Broadband Internet access is an incredibly useful thing to have, but at the same time it’s a complex technological feat, and troubleshooting problems can prove painful. The fact that most ISPs’ tech support ranges from “incompetent” to “someone who has never seen a computer before in their life” doesn’t help things. As such, it’s important to be able to do as much of your own tech support as possible. These helpful troubleshooting tips for broadband Internet problems should come in useful in pursuit of that goal.
Most operating systems contain network diagnostic tools
Clearly identify the problem: It’s useless to know nothing more than that “something’s wrong, pages won’t load.” Most operating systems contain network diagnostic tools; use those first. You can’t connect to the DNS server but you can ping specific remote IPs, that’s something that narrows the potential situations down by a mammoth degree right there. If you can get online but are having difficulty with speeds, try using a service like speedtest.net to compare the speeds you’re getting to those advertised by your ISP; Specific site is the problem, you can use isup.me to determine if the problem is on your end or theirs. After all- if a site’s gone down due to hardware issues on the server end of things, no amount of troubleshooting on your end will fix that.
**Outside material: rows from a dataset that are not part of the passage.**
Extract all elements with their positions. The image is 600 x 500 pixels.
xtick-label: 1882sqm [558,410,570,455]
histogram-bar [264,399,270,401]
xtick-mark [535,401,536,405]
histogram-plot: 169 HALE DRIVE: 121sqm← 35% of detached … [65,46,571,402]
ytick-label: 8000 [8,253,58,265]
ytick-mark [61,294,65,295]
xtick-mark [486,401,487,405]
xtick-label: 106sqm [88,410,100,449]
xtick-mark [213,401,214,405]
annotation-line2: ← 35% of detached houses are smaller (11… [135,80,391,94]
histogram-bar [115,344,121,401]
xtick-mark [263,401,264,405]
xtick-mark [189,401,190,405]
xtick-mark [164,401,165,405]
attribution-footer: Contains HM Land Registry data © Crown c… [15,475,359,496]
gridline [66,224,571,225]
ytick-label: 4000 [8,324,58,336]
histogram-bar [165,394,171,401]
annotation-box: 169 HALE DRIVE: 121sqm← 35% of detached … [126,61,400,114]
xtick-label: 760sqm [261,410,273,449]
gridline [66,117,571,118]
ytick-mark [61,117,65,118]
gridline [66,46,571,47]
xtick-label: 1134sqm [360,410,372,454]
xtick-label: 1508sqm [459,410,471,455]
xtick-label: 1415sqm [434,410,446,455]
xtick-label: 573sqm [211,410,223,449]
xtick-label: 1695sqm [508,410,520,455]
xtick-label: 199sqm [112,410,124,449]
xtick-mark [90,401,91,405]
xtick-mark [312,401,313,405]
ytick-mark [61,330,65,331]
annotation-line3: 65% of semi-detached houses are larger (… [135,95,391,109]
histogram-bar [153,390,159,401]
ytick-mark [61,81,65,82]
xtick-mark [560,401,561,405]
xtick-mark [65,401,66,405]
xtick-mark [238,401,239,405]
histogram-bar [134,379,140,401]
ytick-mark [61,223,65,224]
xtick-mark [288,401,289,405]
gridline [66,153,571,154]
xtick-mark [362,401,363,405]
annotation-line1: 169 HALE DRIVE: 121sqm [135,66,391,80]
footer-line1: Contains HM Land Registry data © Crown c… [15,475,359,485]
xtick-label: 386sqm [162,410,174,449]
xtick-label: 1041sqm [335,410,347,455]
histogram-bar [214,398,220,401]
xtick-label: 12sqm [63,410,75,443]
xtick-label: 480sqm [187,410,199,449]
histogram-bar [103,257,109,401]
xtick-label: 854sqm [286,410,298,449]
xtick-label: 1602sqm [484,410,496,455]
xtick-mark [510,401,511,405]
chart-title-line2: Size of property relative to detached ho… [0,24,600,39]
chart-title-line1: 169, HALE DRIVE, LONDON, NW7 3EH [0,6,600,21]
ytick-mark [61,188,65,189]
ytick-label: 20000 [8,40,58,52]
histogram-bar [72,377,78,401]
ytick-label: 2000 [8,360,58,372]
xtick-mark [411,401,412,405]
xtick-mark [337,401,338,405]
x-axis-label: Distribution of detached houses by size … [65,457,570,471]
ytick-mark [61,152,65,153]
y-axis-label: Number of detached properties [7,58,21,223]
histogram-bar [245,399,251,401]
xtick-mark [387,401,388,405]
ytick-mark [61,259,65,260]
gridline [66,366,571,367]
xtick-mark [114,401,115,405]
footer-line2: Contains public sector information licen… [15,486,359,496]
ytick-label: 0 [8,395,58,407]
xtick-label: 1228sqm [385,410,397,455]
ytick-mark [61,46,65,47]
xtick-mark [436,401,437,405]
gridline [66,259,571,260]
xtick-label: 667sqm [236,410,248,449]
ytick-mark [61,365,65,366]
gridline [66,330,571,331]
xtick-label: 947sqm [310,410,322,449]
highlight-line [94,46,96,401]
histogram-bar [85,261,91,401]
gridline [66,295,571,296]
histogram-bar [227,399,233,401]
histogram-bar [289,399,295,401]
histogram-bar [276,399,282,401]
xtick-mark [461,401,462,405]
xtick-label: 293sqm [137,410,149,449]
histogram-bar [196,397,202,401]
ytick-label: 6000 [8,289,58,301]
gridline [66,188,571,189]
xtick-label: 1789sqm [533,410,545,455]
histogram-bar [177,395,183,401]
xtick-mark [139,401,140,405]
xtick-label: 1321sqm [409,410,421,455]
Available bandwidth at high usage times
Make sure this is a problem with your equipment: If your speeds are bad, it’s possible that your ISP has some manner of peak usage throttling system in place, which cuts available bandwidth at high usage times to prevent the load on their high speed internet infrastructure from being too great. Alternatively, if these speeds only apply to a specific task, it could be that there’s throttling imposed on a specific protocol. Many ISPs throttle BitTorrent traffic, for example. Either way, this isn’t a problem it’s in your power to solve. If you can’t reach DNS, try using an alternative DNS server like Google Public DNS to make sure that your ISP’s DNS server isn’t the problem.
Check other devices in the house: If you’re having connection issues with one device, it could be an issue with your network, or it could be an issue with that device. Try other things- if your laptop can’t connect to anything, try seeing if a gaming console is in the same boat. If all your hardware has the same problem, the issue is likely with the modem or the router, and not with your high speed internet; if it’s specific to a single piece of hardware, the problem can probably be solved with that hardware. Sometimes equipment will encounter an unusual situation and won’t cope properly with it- nothing’s perfect. Many networking issues can be fixed even without a great deal of technical knowledge by simply power-cycling the problem piece of hardware.
These are very, very general tips, but by keeping them in mind you can solve a majority of the fairly simple issues you’re likely to encounter with your broadband high speed internet connection. Even in far more complex issues, the single most important part of solving a problem is finding out what the problem actually is.